The main hall was electrified with a swarm of party apparatchiks buzzing around, geeing up their candidates and council officials barking orders at each other. Wave after wave of ballot boxes were dumped onto long tables, with candidates and agents looming over them as the counting staff filtered through the ballots.
 
‘Block votes’ were separated out from the rest of the pile. This was where a voter had given exactly three votes to one party. As I was the only candidate standing for the Lib Dems, all my votes came from the ‘non-block votes’ pile, where one council official had to read my surname out 548 times.

Again and again, a jolt of encouragement and sometimes disbelief that I was racking up so many non-block votes each time my surname, Baquiche, was read out. Wilting after an hour, I misheard the name blur into something sounding like the Arabic ‘back-shish’ (بقشيش), meaning ‘tip or bribe’ specifically regarding political corruption. Oh, how I could’ve done with one now! Inshallah!

***

Hearing the name so often reminded me of my father. The very week that Johnson partied in Downing Street in January 2021, was the week my siblings and I argued with each other over whether to go to the hospital for his last days. Just to pass on kind thoughts, to hold his hand, to say goodbye. No, we should follow the rules.

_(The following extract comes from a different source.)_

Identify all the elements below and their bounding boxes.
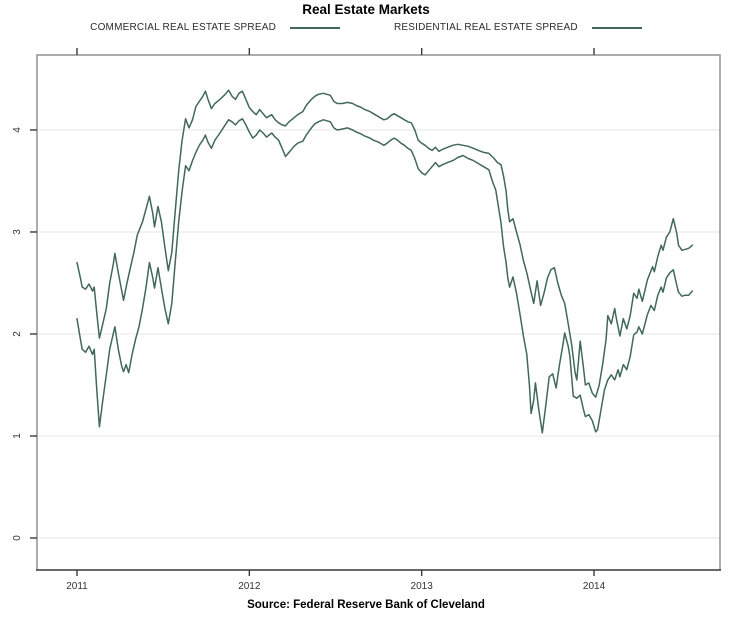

Has there ever been integrity in politics? Does it even matter in a local election? Johnson’s making and breaking of the lockdown rules are not relevant as to whether the council is run well. But not one of those Tory councillors had the courage to call for his resignation.

In Uxbridge, it could be a very different story. A guilty verdict from the privileges committee would mean a by-election. If Johnson runs again, he could face a similar wrath of ‘Posh Tories’ determined to send a message to the government that even if they think Hillingdon Council is run well, integrity still matters in politics.

I still hold out that post-Johnson, his brand of spinning dishonesty as ‘authenticity’ will die out. I hope his loyalists who turned a blind eye to his rule breaking will have tarnished the party so much that they become so unelectable, even the Queen’s Gate die-hards will stop voting for them.

I hope people will believe that the Lib Dems are no longer a protest vote, but a serious party of government. I hope there’ll be a tide of yellow in true blue Kensington and Chelsea. I hope integrity will return to British politics and be valued as an electable asset. I hope. Inshallah.